Dediğinde yaşardı gözlerim. Ve ağlayarak

-Gidersen ölecekmiş gibi hissediyorum. Oksijende, su da gidecekmiş gibi.. Onlar yine de gitsin ama sen gitme olur mu?

Dediğimde beni bedeninden uzaklaştırdı ve gözlerime bakarak

-Hayatta kal.. Ne olursa olsun hayatta kalmak için savaş.

Dediğinde itiraz edeceğim an parmaklarını dudaklarıma bastırdı. Şefkatle dudaklarımı okşarken yavaşça alnımdan öptü. Derin bir nefes aldığında kapandı gözlerim. Sonrasında elimi sıkıca tutup

-Hadi..

Diye mırıldandı. Gölün yanına varmak için attığım her adımda bedenim yanıyordu sanki. Başlarda umursamadım. Sonra parmaklarımdan akan sıcaklığı hissettiğimde Aras'ta hissetmişti. Bana döndüğünde elimi çekmek istedim. İzin vermedi.. Yürümeye devam ettik.. Bedenimin sıcaklığı dağılmıştı. Ama bastığım her yerde uçuşmaya başlayan cisimler engellenemez bir olay gibiydi. Toprak, taşlar ve etrafta ne varsa herşey etrafıma toplanıyordu.. Mıknatıs gibiydim.. Gökyüzünün rengi değişmeye başladı.. Kırmızı bir huzme üzerimizi kapladığında gölün yanına varmıştık.
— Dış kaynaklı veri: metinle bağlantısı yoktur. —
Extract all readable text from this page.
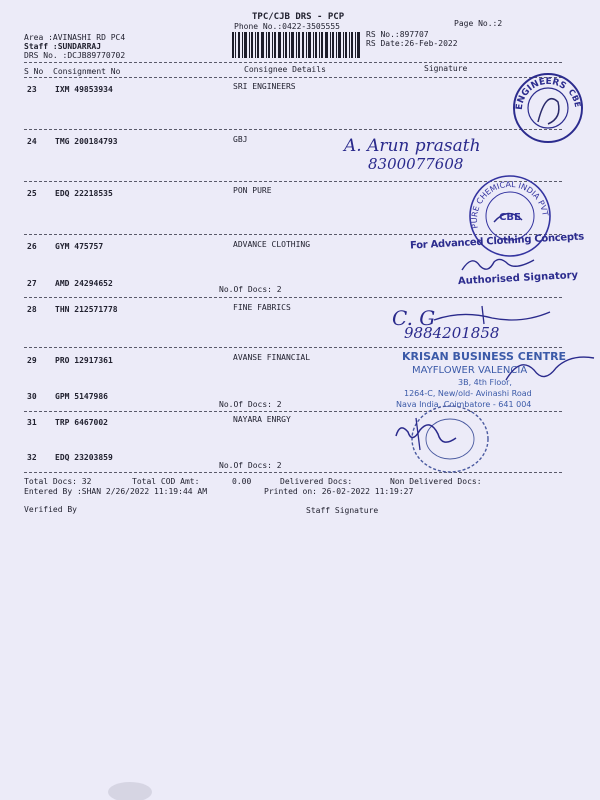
TPC/CJB DRS - PCP
Phone No.:0422-3505555	Page No.:2
RS No.:897707
RS Date:26-Feb-2022
Area :AVINASHI RD PC4
Staff :SUNDARRAJ
DRS No. :DCJB89770702
S No Consignment No	Consignee Details	Signature
23 IXM 49853934	SRI ENGINEERS
24 TMG 200184793	GBJ
25 EDQ 22218535	PON PURE
26 GYM 475757	ADVANCE CLOTHING
27 AMD 24294652
No.Of Docs: 2
28 THN 212571778	FINE FABRICS
29 PRO 12917361	AVANSE FINANCIAL
30 GPM 5147986
No.Of Docs: 2
31 TRP 6467002	NAYARA ENRGY
32 EDQ 23203859
No.Of Docs: 2
Total Docs: 32	Total COD Amt:	0.00	Delivered Docs:	Non Delivered Docs:
Entered By :SHAN 2/26/2022 11:19:44 AM	Printed on: 26-02-2022 11:19:27
Verified By	Staff Signature
ENGINEERS
CBE
A. Arun prasath
8300077608
PURE CHEMICAL INDIA PVT
CBE
For Advanced Clothing Concepts
Authorised Signatory
C. G
9884201858
KRISAN BUSINESS CENTRE
MAYFLOWER VALENCIA
3B, 4th Floor,
1264-C, New/old- Avinashi Road
Nava India, Coimbatore - 641 004
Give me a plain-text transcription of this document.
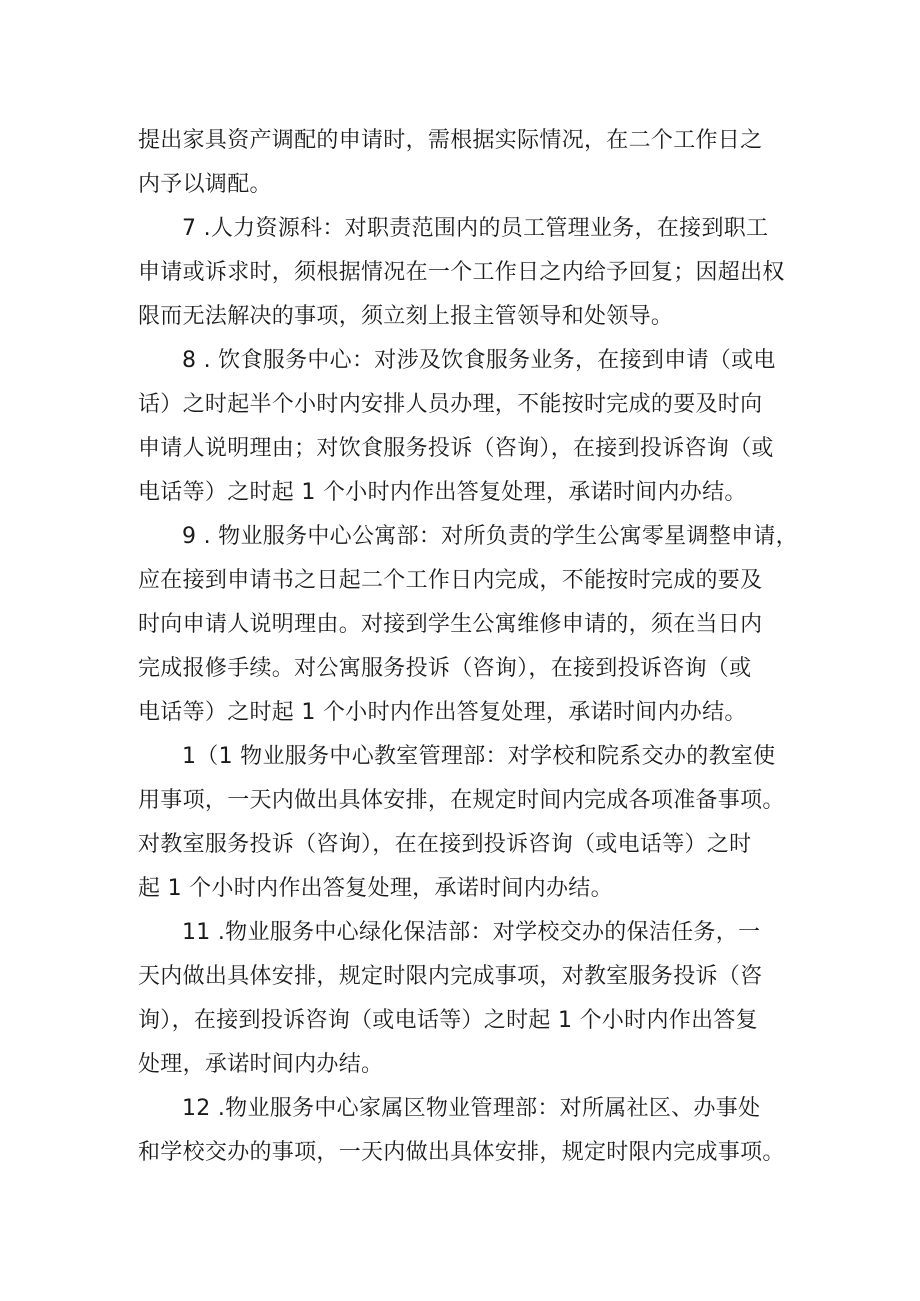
提出家具资产调配的申请时，需根据实际情况，在二个工作日之

内予以调配。

7 .人力资源科：对职责范围内的员工管理业务，在接到职工

申请或诉求时，须根据情况在一个工作日之内给予回复；因超出权

限而无法解决的事项，须立刻上报主管领导和处领导。

8 . 饮食服务中心：对涉及饮食服务业务，在接到申请（或电

话）之时起半个小时内安排人员办理，不能按时完成的要及时向

申请人说明理由；对饮食服务投诉（咨询），在接到投诉咨询（或

电话等）之时起 1 个小时内作出答复处理，承诺时间内办结。

9 . 物业服务中心公寓部：对所负责的学生公寓零星调整申请，

应在接到申请书之日起二个工作日内完成，不能按时完成的要及

时向申请人说明理由。对接到学生公寓维修申请的，须在当日内

完成报修手续。对公寓服务投诉（咨询），在接到投诉咨询（或

电话等）之时起 1 个小时内作出答复处理，承诺时间内办结。

1（1 物业服务中心教室管理部：对学校和院系交办的教室使

用事项，一天内做出具体安排，在规定时间内完成各项准备事项。

对教室服务投诉（咨询），在在接到投诉咨询（或电话等）之时

起 1 个小时内作出答复处理，承诺时间内办结。

11 .物业服务中心绿化保洁部：对学校交办的保洁任务，一

天内做出具体安排，规定时限内完成事项，对教室服务投诉（咨

询），在接到投诉咨询（或电话等）之时起 1 个小时内作出答复

处理，承诺时间内办结。

12 .物业服务中心家属区物业管理部：对所属社区、办事处

和学校交办的事项，一天内做出具体安排，规定时限内完成事项。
Aras bana döndüğünde uzunca gözlerime baktı. Sonra şaşkın bir sesle

-Gözlerin...

Dediğinde anlamaya çalışarak bekledim. Aras hayranlıkla

-Daha önce hiç böyle bir mavi görmemiştim.

Dediğinde tebessüm ettim. Bir alkış sesi böldü.. Hızla sesin geldiği yöne döndüğümde içimde dehşetli bir korku patlaması yaşadım. Birinci dereceden akrabam, Aras'ın kabusu olan annesi ve etrafımıza toplanan diğer akbabalar.. Bu düşünce ürpermeme neden oldu. Akbaba leşler için beklerdi.. Zihnim bana kabus dolu oyunlar fısıldıyordu birkaç gündür.. Hızla düşüncelerimi savdım. Alkış tutan kişi annemdi. Alayla

-Çok romantik. Bölüyoruz ama bize ait bir şey vardı sizde.. Onu almaya geldik..
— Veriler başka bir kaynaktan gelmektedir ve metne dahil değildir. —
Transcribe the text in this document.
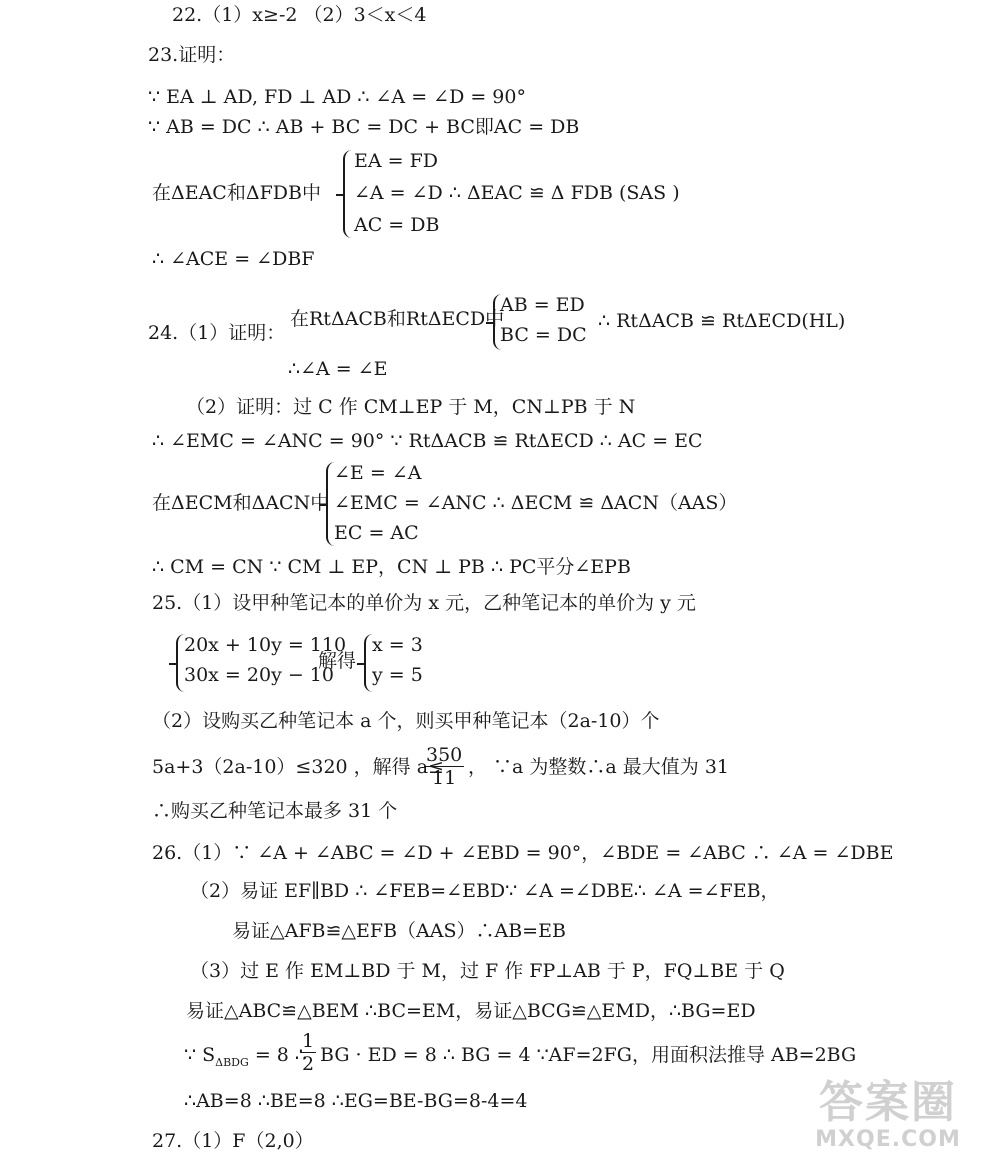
22.（1）x≥-2 （2）3＜x＜4
23.证明：
∵ EA ⊥ AD, FD ⊥ AD ∴ ∠A = ∠D = 90°
∵ AB = DC ∴ AB + BC = DC + BC即AC = DB
在ΔEAC和ΔFDB中
EA = FD
∠A = ∠D ∴ ΔEAC ≌ Δ FDB (SAS )
AC = DB
∴ ∠ACE = ∠DBF
24.（1）证明：
在RtΔACB和RtΔECD中
AB = ED
BC = DC
∴ RtΔACB ≌ RtΔECD(HL)
∴∠A = ∠E
（2）证明：过 C 作 CM⊥EP 于 M，CN⊥PB 于 N
∴ ∠EMC = ∠ANC = 90° ∵ RtΔACB ≌ RtΔECD ∴ AC = EC
在ΔECM和ΔACN中
∠E = ∠A
∠EMC = ∠ANC ∴ ΔECM ≌ ΔACN（AAS）
EC = AC
∴ CM = CN ∵ CM ⊥ EP，CN ⊥ PB ∴ PC平分∠EPB
25.（1）设甲种笔记本的单价为 x 元，乙种笔记本的单价为 y 元
20x + 10y = 110
30x = 20y − 10
解得
x = 3
y = 5
（2）设购买乙种笔记本 a 个，则买甲种笔记本（2a-10）个
5a+3（2a-10）≤320 ，解得 a≤
$\frac{350}{11}$ ， ∵a 为整数∴a 最大值为 31
∴购买乙种笔记本最多 31 个
26.（1）∵ ∠A + ∠ABC = ∠D + ∠EBD = 90°，∠BDE = ∠ABC ∴ ∠A = ∠DBE
（2）易证 EF∥BD ∴ ∠FEB=∠EBD∵ ∠A =∠DBE∴ ∠A =∠FEB，
易证△AFB≌△EFB（AAS）∴AB=EB
（3）过 E 作 EM⊥BD 于 M，过 F 作 FP⊥AB 于 P，FQ⊥BE 于 Q
易证△ABC≌△BEM ∴BC=EM，易证△BCG≌△EMD，∴BG=ED
∵ $S_{\Delta BDG} = 8$ ∴
$\frac{1}{2}$ BG · ED = 8 ∴ BG = 4 ∵AF=2FG，用面积法推导 AB=2BG
∴AB=8 ∴BE=8 ∴EG=BE-BG=8-4=4
27.（1）F（2,0）
答案圈
MXQE.COM
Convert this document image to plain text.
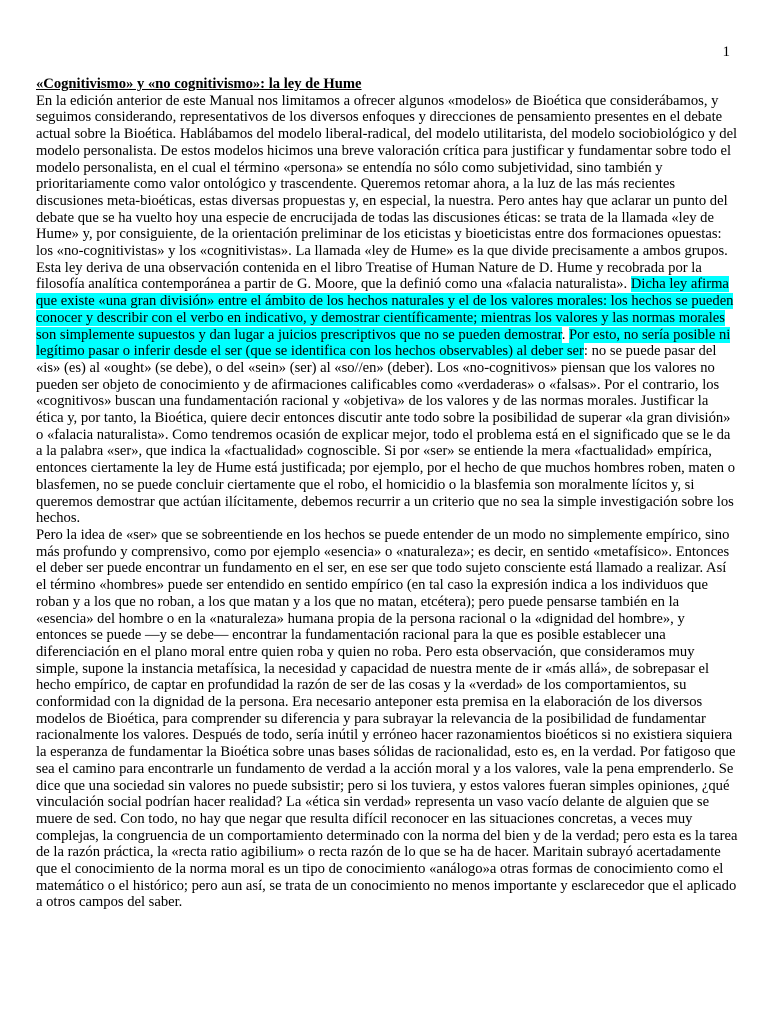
1
«Cognitivismo» y «no cognitivismo»: la ley de Hume

En la edición anterior de este Manual nos limitamos a ofrecer algunos «modelos» de Bioética que considerábamos, y seguimos considerando, representativos de los diversos enfoques y direcciones de pensamiento presentes en el debate actual sobre la Bioética. Hablábamos del modelo liberal-radical, del modelo utilitarista, del modelo sociobiológico y del modelo personalista. De estos modelos hicimos una breve valoración crítica para justificar y fundamentar sobre todo el modelo personalista, en el cual el término «persona» se entendía no sólo como subjetividad, sino también y prioritariamente como valor ontológico y trascendente. Queremos retomar ahora, a la luz de las más recientes discusiones meta-bioéticas, estas diversas propuestas y, en especial, la nuestra. Pero antes hay que aclarar un punto del debate que se ha vuelto hoy una especie de encrucijada de todas las discusiones éticas: se trata de la llamada «ley de Hume» y, por consiguiente, de la orientación preliminar de los eticistas y bioeticistas entre dos formaciones opuestas: los «no-cognitivistas» y los «cognitivistas». La llamada «ley de Hume» es la que divide precisamente a ambos grupos. Esta ley deriva de una observación contenida en el libro Treatise of Human Nature de D. Hume y recobrada por la filosofía analítica contemporánea a partir de G. Moore, que la definió como una «falacia naturalista». Dicha ley afirma que existe «una gran división» entre el ámbito de los hechos naturales y el de los valores morales: los hechos se pueden conocer y describir con el verbo en indicativo, y demostrar científicamente; mientras los valores y las normas morales son simplemente supuestos y dan lugar a juicios prescriptivos que no se pueden demostrar. Por esto, no sería posible ni legítimo pasar o inferir desde el ser (que se identifica con los hechos observables) al deber ser: no se puede pasar del «is» (es) al «ought» (se debe), o del «sein» (ser) al «so//en» (deber). Los «no-cognitivos» piensan que los valores no pueden ser objeto de conocimiento y de afirmaciones calificables como «verdaderas» o «falsas». Por el contrario, los «cognitivos» buscan una fundamentación racional y «objetiva» de los valores y de las normas morales. Justificar la ética y, por tanto, la Bioética, quiere decir entonces discutir ante todo sobre la posibilidad de superar «la gran división» o «falacia naturalista». Como tendremos ocasión de explicar mejor, todo el problema está en el significado que se le da a la palabra «ser», que indica la «factualidad» cognoscible. Si por «ser» se entiende la mera «factualidad» empírica, entonces ciertamente la ley de Hume está justificada; por ejemplo, por el hecho de que muchos hombres roben, maten o blasfemen, no se puede concluir ciertamente que el robo, el homicidio o la blasfemia son moralmente lícitos y, si queremos demostrar que actúan ilícitamente, debemos recurrir a un criterio que no sea la simple investigación sobre los hechos.

Pero la idea de «ser» que se sobreentiende en los hechos se puede entender de un modo no simplemente empírico, sino más profundo y comprensivo, como por ejemplo «esencia» o «naturaleza»; es decir, en sentido «metafísico». Entonces el deber ser puede encontrar un fundamento en el ser, en ese ser que todo sujeto consciente está llamado a realizar. Así el término «hombres» puede ser entendido en sentido empírico (en tal caso la expresión indica a los individuos que roban y a los que no roban, a los que matan y a los que no matan, etcétera); pero puede pensarse también en la «esencia» del hombre o en la «naturaleza» humana propia de la persona racional o la «dignidad del hombre», y entonces se puede —y se debe— encontrar la fundamentación racional para la que es posible establecer una diferenciación en el plano moral entre quien roba y quien no roba. Pero esta observación, que consideramos muy simple, supone la instancia metafísica, la necesidad y capacidad de nuestra mente de ir «más allá», de sobrepasar el hecho empírico, de captar en profundidad la razón de ser de las cosas y la «verdad» de los comportamientos, su conformidad con la dignidad de la persona. Era necesario anteponer esta premisa en la elaboración de los diversos modelos de Bioética, para comprender su diferencia y para subrayar la relevancia de la posibilidad de fundamentar racionalmente los valores. Después de todo, sería inútil y erróneo hacer razonamientos bioéticos si no existiera siquiera la esperanza de fundamentar la Bioética sobre unas bases sólidas de racionalidad, esto es, en la verdad. Por fatigoso que sea el camino para encontrarle un fundamento de verdad a la acción moral y a los valores, vale la pena emprenderlo. Se dice que una sociedad sin valores no puede subsistir; pero si los tuviera, y estos valores fueran simples opiniones, ¿qué vinculación social podrían hacer realidad? La «ética sin verdad» representa un vaso vacío delante de alguien que se muere de sed. Con todo, no hay que negar que resulta difícil reconocer en las situaciones concretas, a veces muy complejas, la congruencia de un comportamiento determinado con la norma del bien y de la verdad; pero esta es la tarea de la razón práctica, la «recta ratio agibilium» o recta razón de lo que se ha de hacer. Maritain subrayó acertadamente que el conocimiento de la norma moral es un tipo de conocimiento «análogo»a otras formas de conocimiento como el matemático o el histórico; pero aun así, se trata de un conocimiento no menos importante y esclarecedor que el aplicado a otros campos del saber.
Dediğinde bize doğru yaklaşan bir kadın

-Ne tesadüf.. O halde iyi olan kazansın...

Dediğinde bir anda elindeki enerji topunu bize attı. Müthiş bir refleksle bizi çevreleyen kalkanım enerji topunu kendisine geri gönderdi. Kadın yere düştüğünde geri kalanlardan gelen kıkırdamalar huzursuz olmama neden oluyordu. Elim kolyeye gitti. Aras'a döndüğümde oldukça sakin duruyordu. Ben telaşla

-Mıknatıs gibi hissediyorum..

Dediğimde sakince

-Enerjin çok ağır.. Samanyolu'nun öbür ucundan hissedilebilecek kadar.. Yerimizi bulmalarına şaşırmamalısın.

-Ne yapacağız?

Diye sordum korkuyla. Aras yaklaştı. Kolyeyi boynumdan çıkartabilmek için saçlarımı arkama aldı. Kolyeyi çıkarttığında boynumdan öptü uzunca. Sonra yanağımdan. Kokumu içine çekti.. Sonrasında güçsüz bir sesle

-Efsanenin son taşı Kayla..

Dedi gözlerime bakarak. Ve

-Gündüzün prensesi, gecenin prensi ve anahtar..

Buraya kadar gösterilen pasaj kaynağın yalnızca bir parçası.